I, for one, am downright shocked that none of these comments include an investigation into the historical weather patterns in early to mid 1960's new york.
I don't see anything wrong with the story. I had a friend whose boyfriend proposed in a run-of-the-mill way with a huge diamond and the next thing she knew a Saturday night wedding with 200 guests was underway. A few months after she got married she told me she wanted a divorce but she couldn't do it because her parents spent so much money on the wedding.
Plus, in the grand scheme of thing, I bet men get pressured into a lot more marriages than women.
@friend_of_a_friend: both genders get pressured into marriage. or rather, let themselves be dragged along into one. i read an article some time ago about the divorce rate in the USA. in one instance they talked to a man who had married his college sweetheart and then they got divorced 6 months later. he had never wanted to marry her in the first place. he only did so because it was easier than breaking up with her.

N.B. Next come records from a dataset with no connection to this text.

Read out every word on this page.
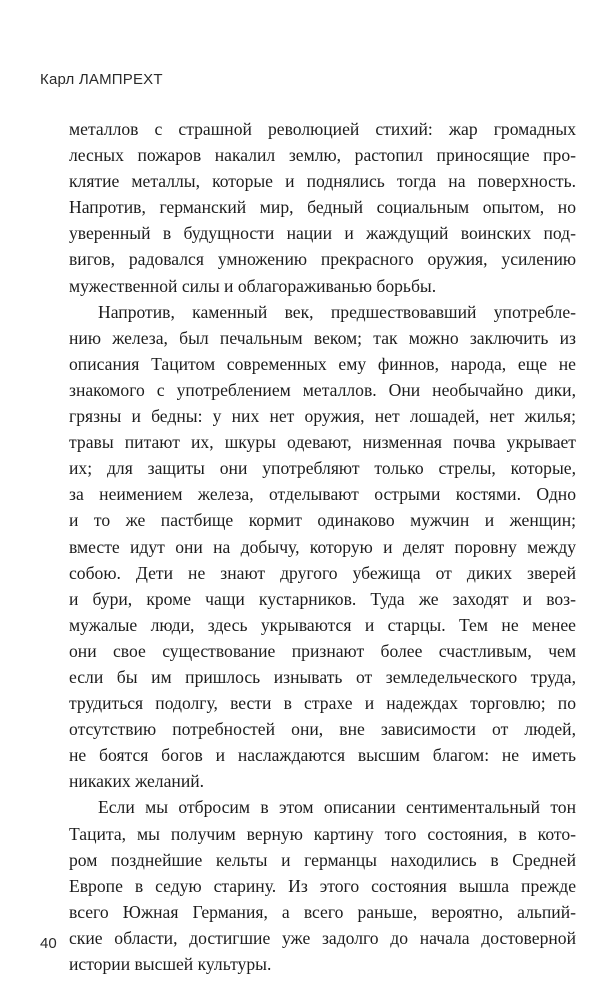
Карл ЛАМПРЕХТ
металлов с страшной революцией стихий: жар громадных
лесных пожаров накалил землю, растопил приносящие про-
клятие металлы, которые и поднялись тогда на поверхность.
Напротив, германский мир, бедный социальным опытом, но
уверенный в будущности нации и жаждущий воинских под-
вигов, радовался умножению прекрасного оружия, усилению
мужественной силы и облагораживанью борьбы.
Напротив, каменный век, предшествовавший употребле-
нию железа, был печальным веком; так можно заключить из
описания Тацитом современных ему финнов, народа, еще не
знакомого с употреблением металлов. Они необычайно дики,
грязны и бедны: у них нет оружия, нет лошадей, нет жилья;
травы питают их, шкуры одевают, низменная почва укрывает
их; для защиты они употребляют только стрелы, которые,
за неимением железа, отделывают острыми костями. Одно
и то же пастбище кормит одинаково мужчин и женщин;
вместе идут они на добычу, которую и делят поровну между
собою. Дети не знают другого убежища от диких зверей
и бури, кроме чащи кустарников. Туда же заходят и воз-
мужалые люди, здесь укрываются и старцы. Тем не менее
они свое существование признают более счастливым, чем
если бы им пришлось изнывать от земледельческого труда,
трудиться подолгу, вести в страхе и надеждах торговлю; по
отсутствию потребностей они, вне зависимости от людей,
не боятся богов и наслаждаются высшим благом: не иметь
никаких желаний.
Если мы отбросим в этом описании сентиментальный тон
Тацита, мы получим верную картину того состояния, в кото-
ром позднейшие кельты и германцы находились в Средней
Европе в седую старину. Из этого состояния вышла прежде
всего Южная Германия, а всего раньше, вероятно, альпий-
ские области, достигшие уже задолго до начала достоверной
истории высшей культуры.
40
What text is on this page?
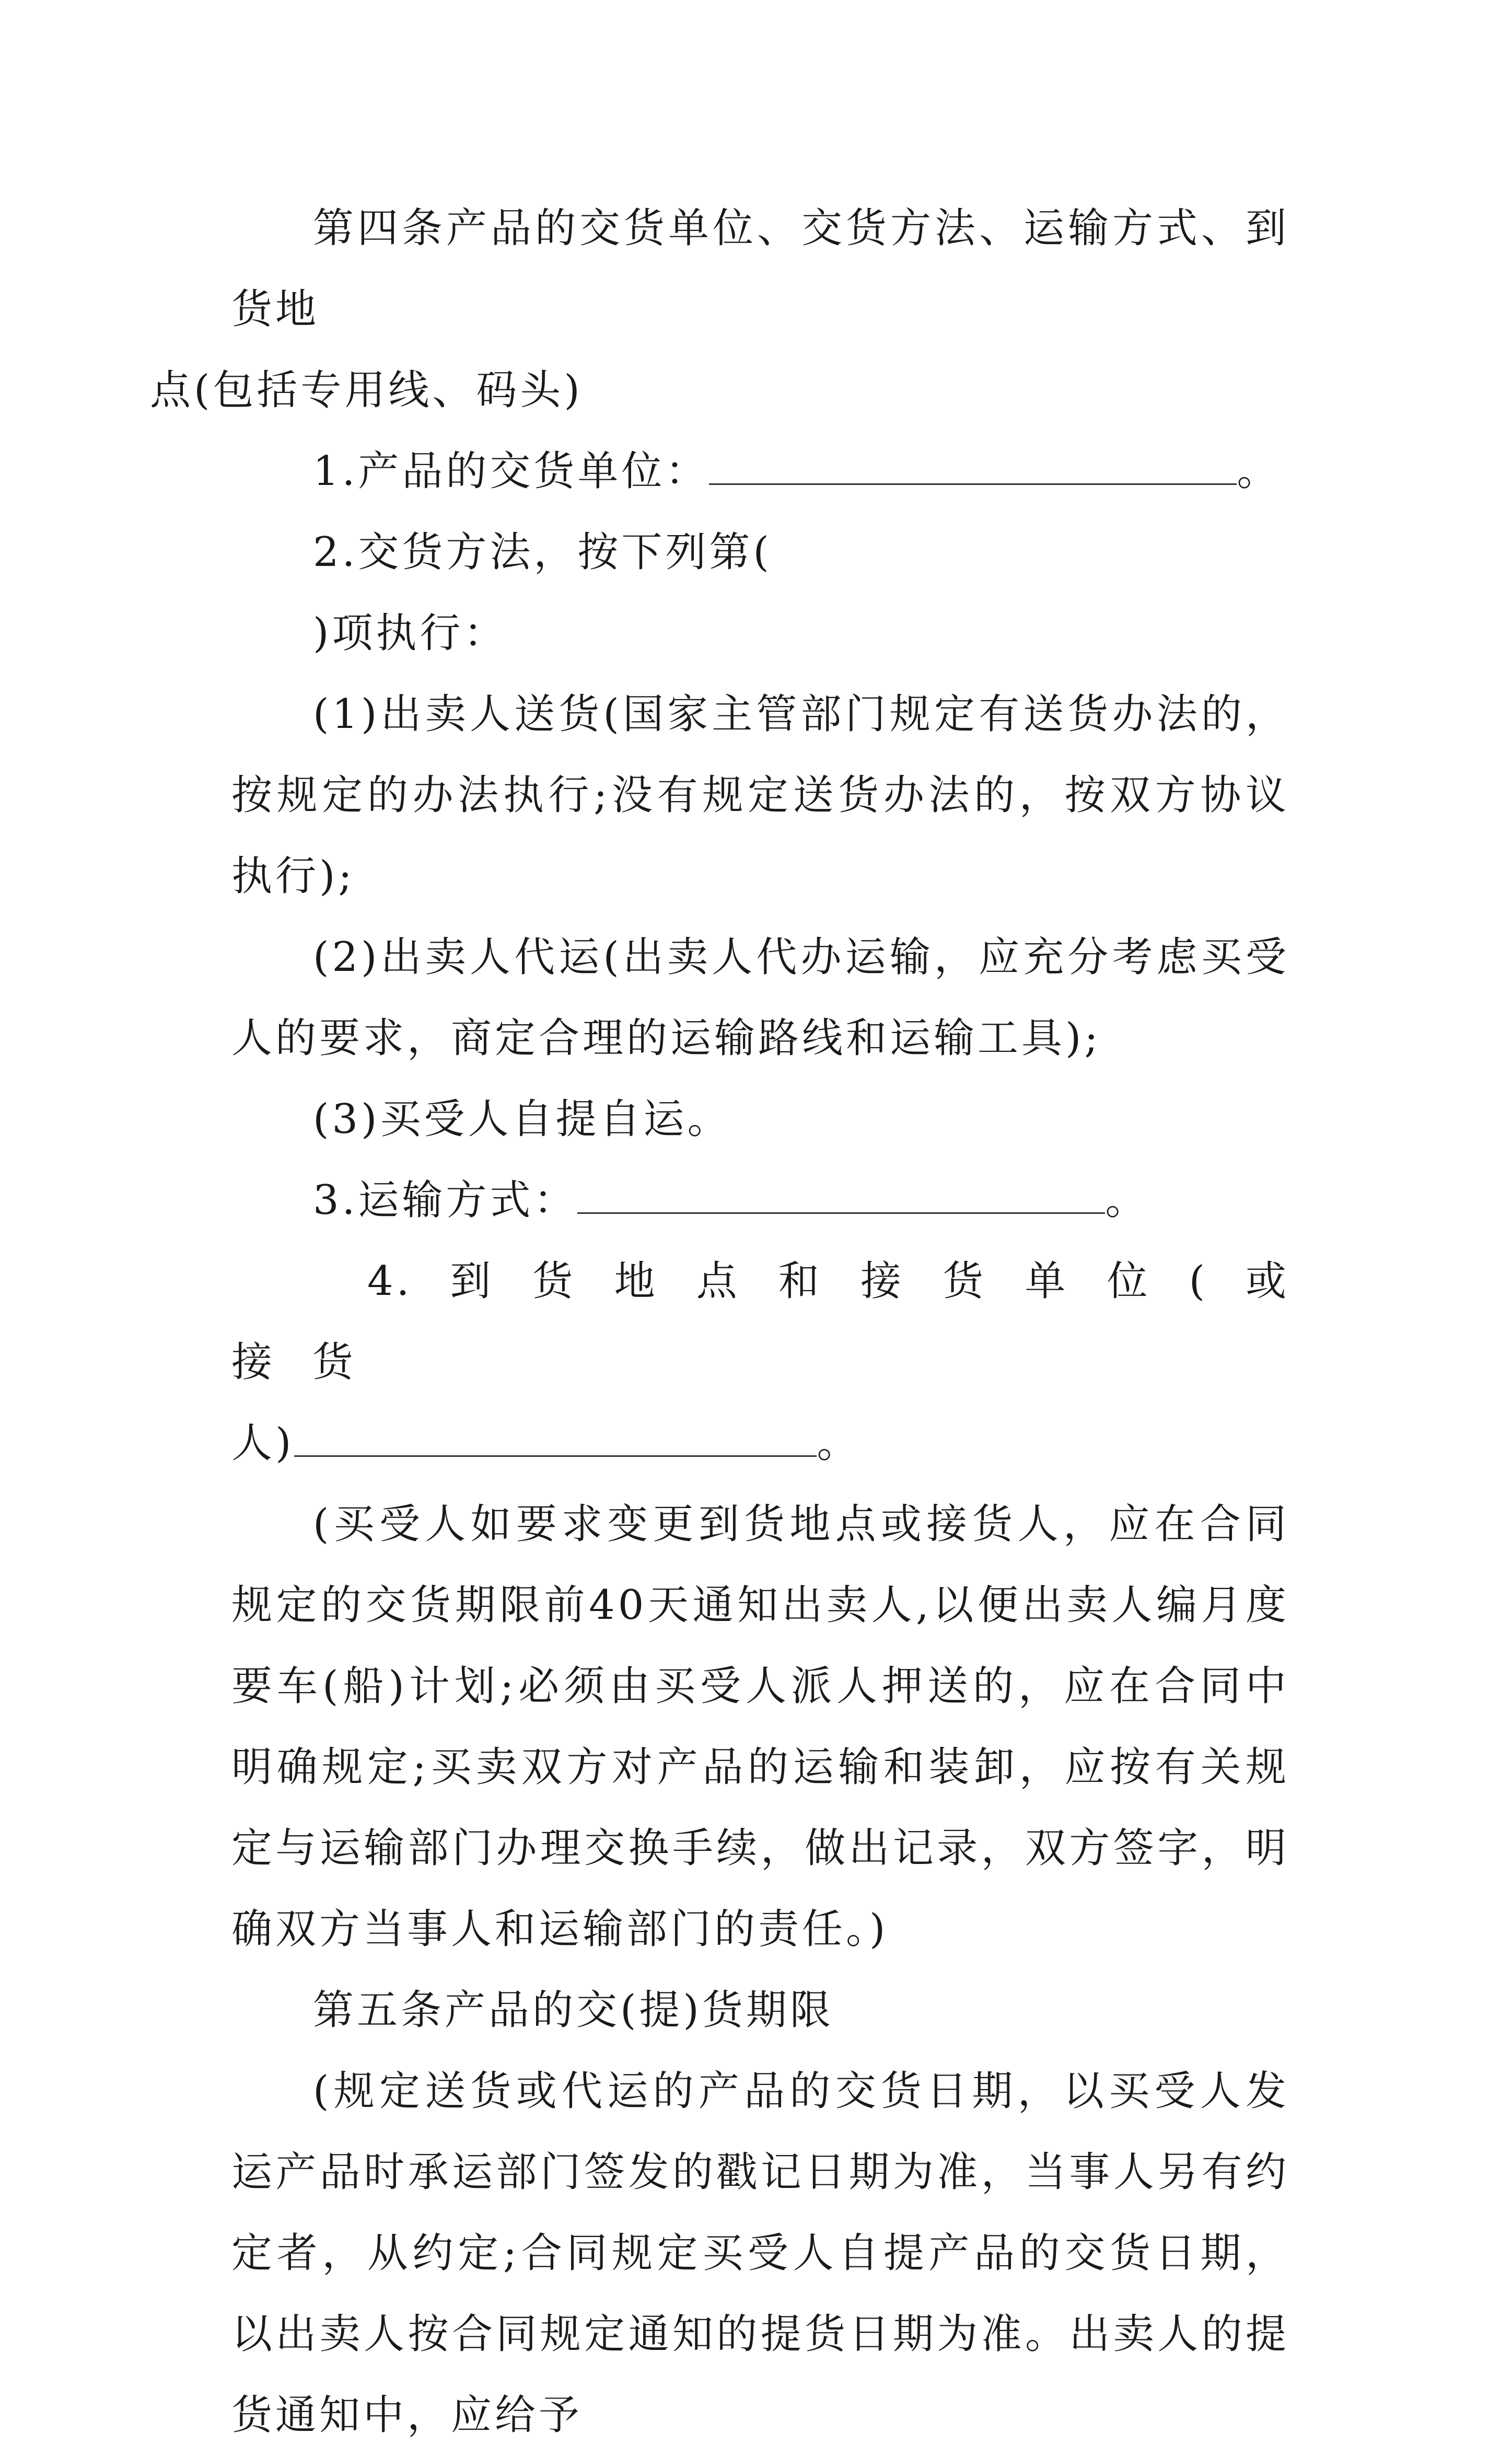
第四条产品的交货单位、交货方法、运输方式、到货地
点(包括专用线、码头)

1.产品的交货单位：	。

2.交货方法，按下列第(

)项执行：

(1)出卖人送货(国家主管部门规定有送货办法的，按规定的办法执行;没有规定送货办法的，按双方协议执行);

(2)出卖人代运(出卖人代办运输，应充分考虑买受人的要求，商定合理的运输路线和运输工具);

(3)买受人自提自运。

3.运输方式：	。

4. 到 货 地 点 和 接 货 单 位 ( 或 接 货

人)	。

(买受人如要求变更到货地点或接货人，应在合同规定的交货期限前40天通知出卖人,以便出卖人编月度要车(船)计划;必须由买受人派人押送的，应在合同中明确规定;买卖双方对产品的运输和装卸，应按有关规定与运输部门办理交换手续，做出记录，双方签字，明确双方当事人和运输部门的责任。)

第五条产品的交(提)货期限

(规定送货或代运的产品的交货日期，以买受人发运产品时承运部门签发的戳记日期为准，当事人另有约定者，从约定;合同规定买受人自提产品的交货日期，以出卖人按合同规定通知的提货日期为准。出卖人的提货通知中，应给予
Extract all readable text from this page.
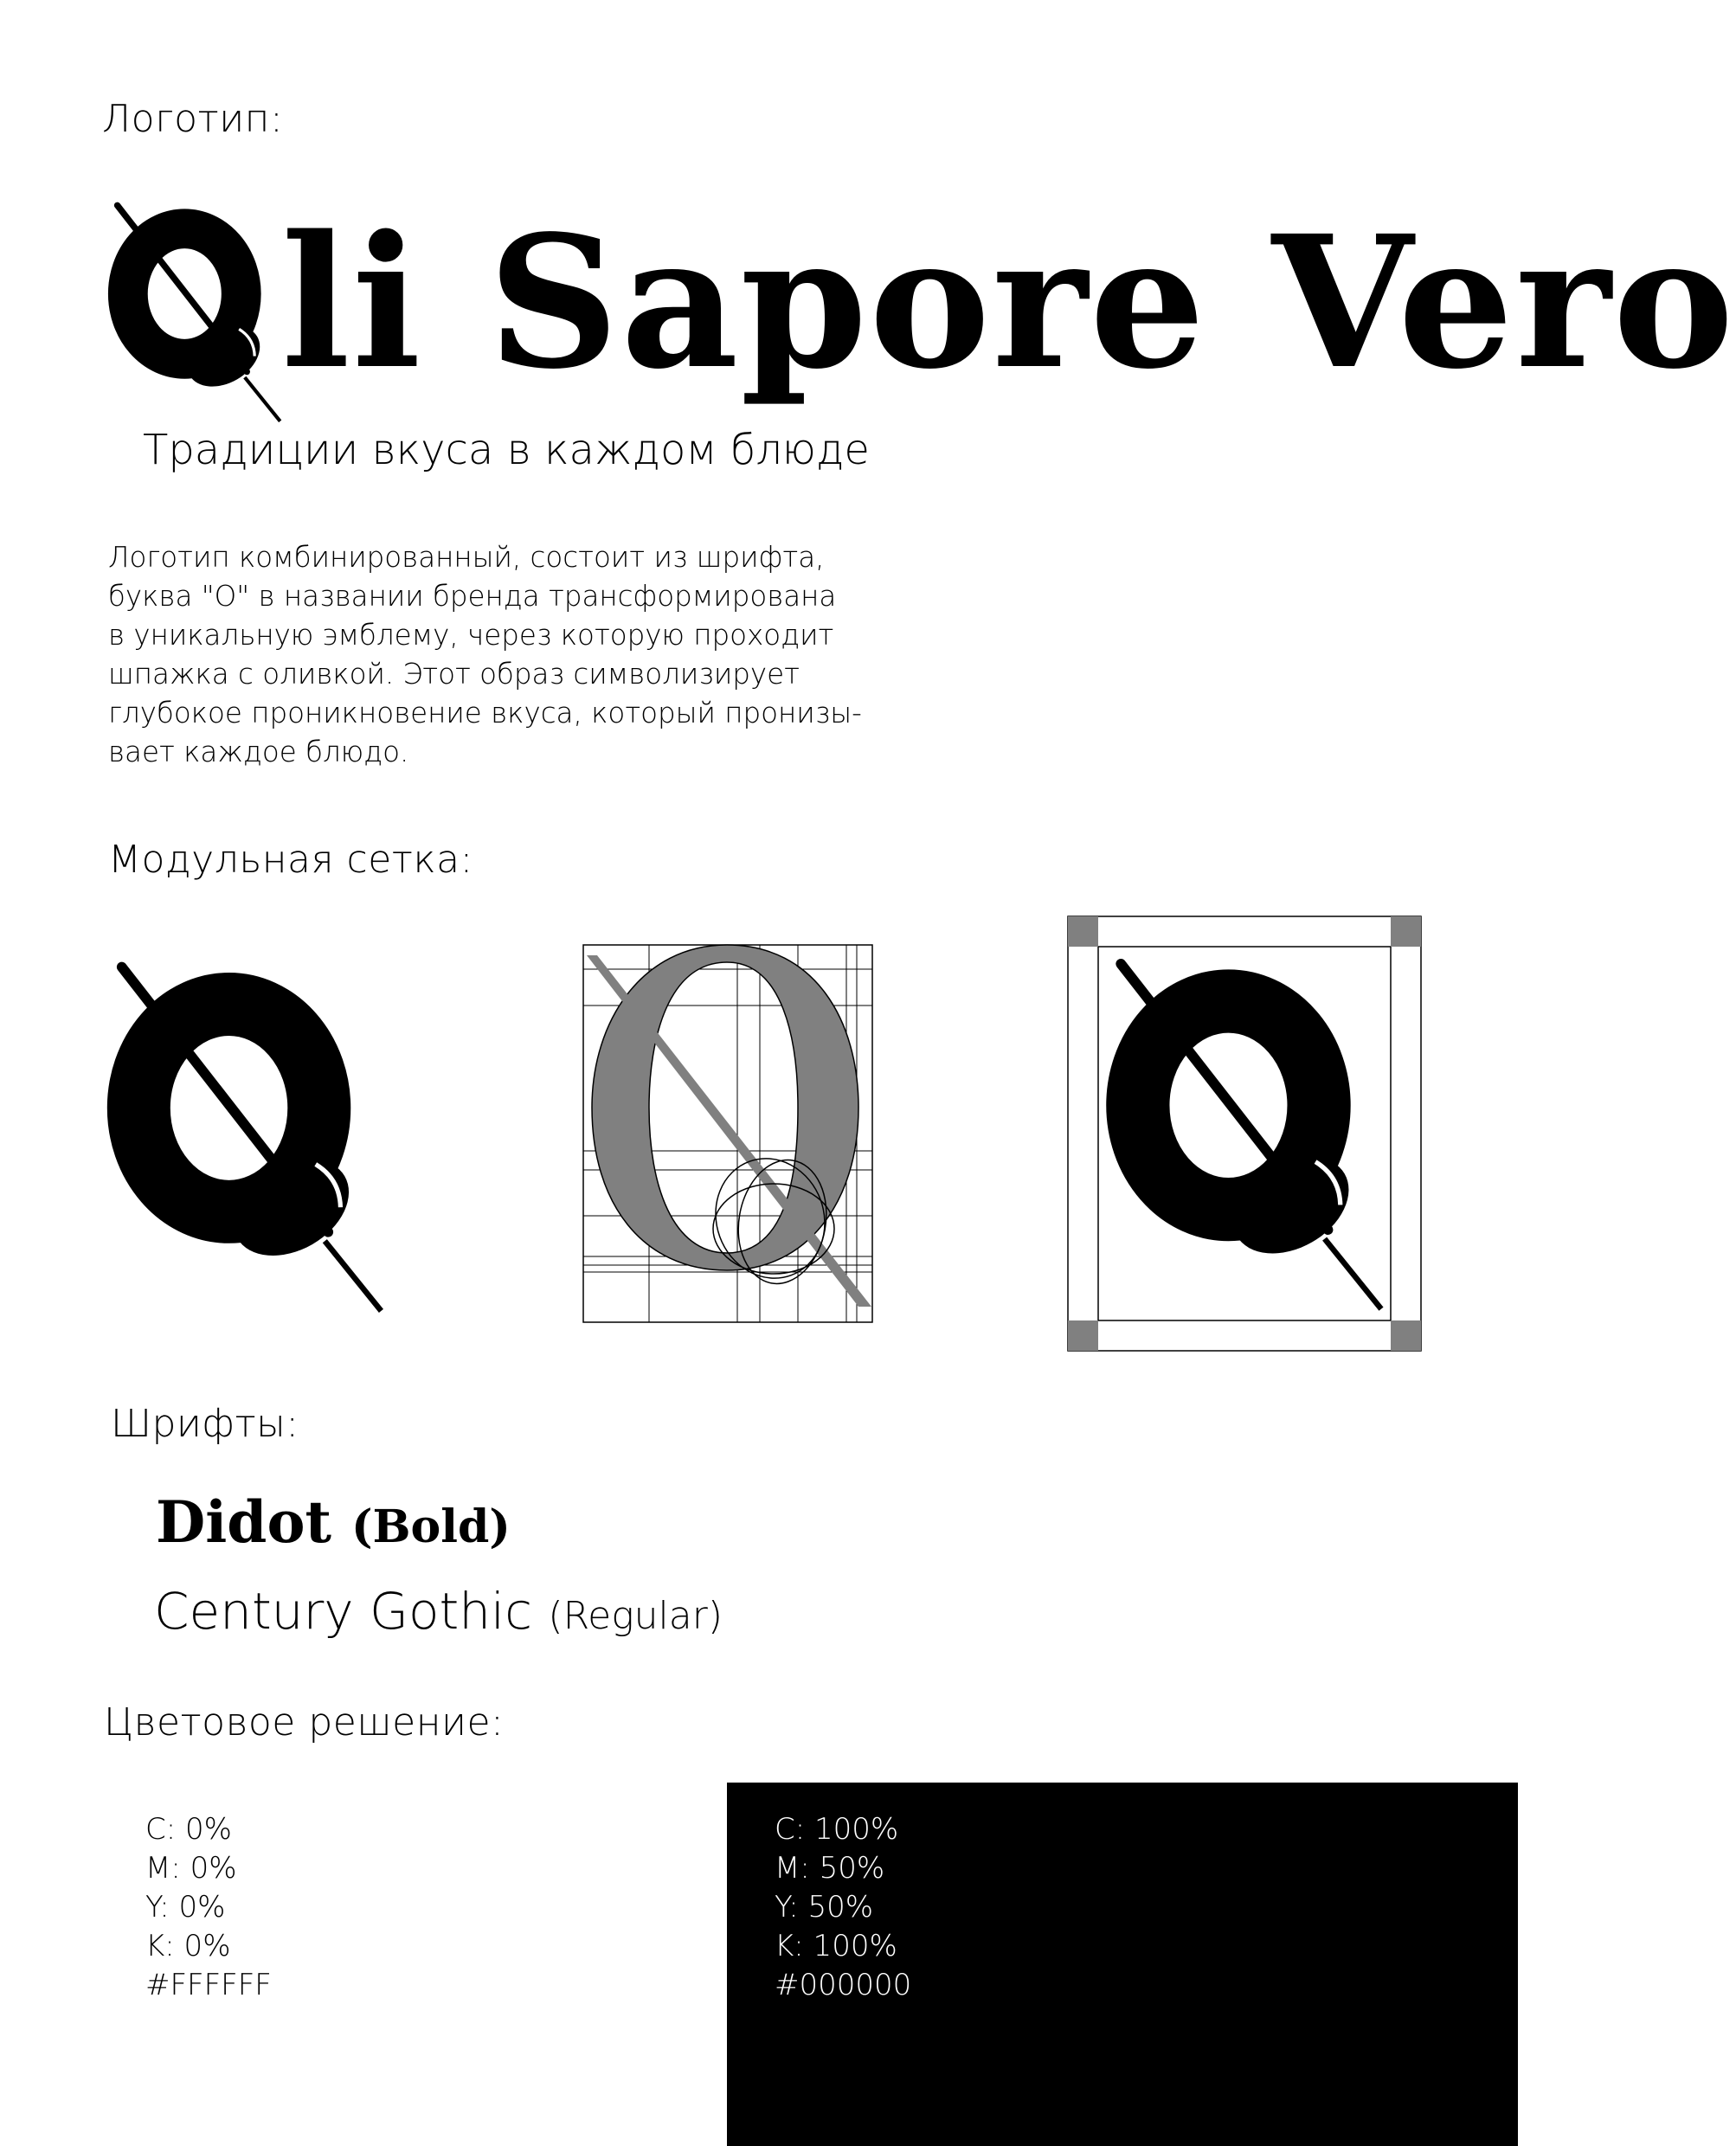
Логотип:
li Sapore Vero
Традиции вкуса в каждом блюде
Логотип комбинированный, состоит из шрифта,
буква "О" в названии бренда трансформирована
в уникальную эмблему, через которую проходит
шпажка с оливкой. Этот образ символизирует
глубокое проникновение вкуса, который пронизы-
вает каждое блюдо.
Модульная сетка:
Шрифты:
Didot (Bold)
Century Gothic (Regular)
Цветовое решение:
C: 0%
M: 0%
Y: 0%
K: 0%
#FFFFFF
C: 100%
M: 50%
Y: 50%
K: 100%
#000000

@lilliputzian: I would love to hear that guy's explanation of how going through the hassle of a divorce was easier than saying "I think we should break up." It's almost like trying to fix your car, finding it too difficult, and then deciding to build a space shuttle instead.
Am I the only one who wonders if there's a little fudging of history on Myra's part?
I've known some women who I highly suspect exaggerated the extent to which the man did ALL the pursuing and they protested and resisted with every fiber of their being but gosh darn he was so dotty potty about her that she finally said "oh what the heck, I'll marry you if you will simmer down."
But some were (I highly suspect) just covering up that they did their own share of the pursuing.
@Ink-Stained Wretch: And that was expected at the time to a large extent. Example: my own grandfather transferred to my grandmother's college without telling her, and just showed up in the dining hall and said hello one morning. A little offbeat? Potentially pushy? Sure. But 60 years later, it's still working out. Today we might find it creepy, but in retrospect it seems cute. And it was the way women were supposed to present their courtship - that they had been pursued and won over.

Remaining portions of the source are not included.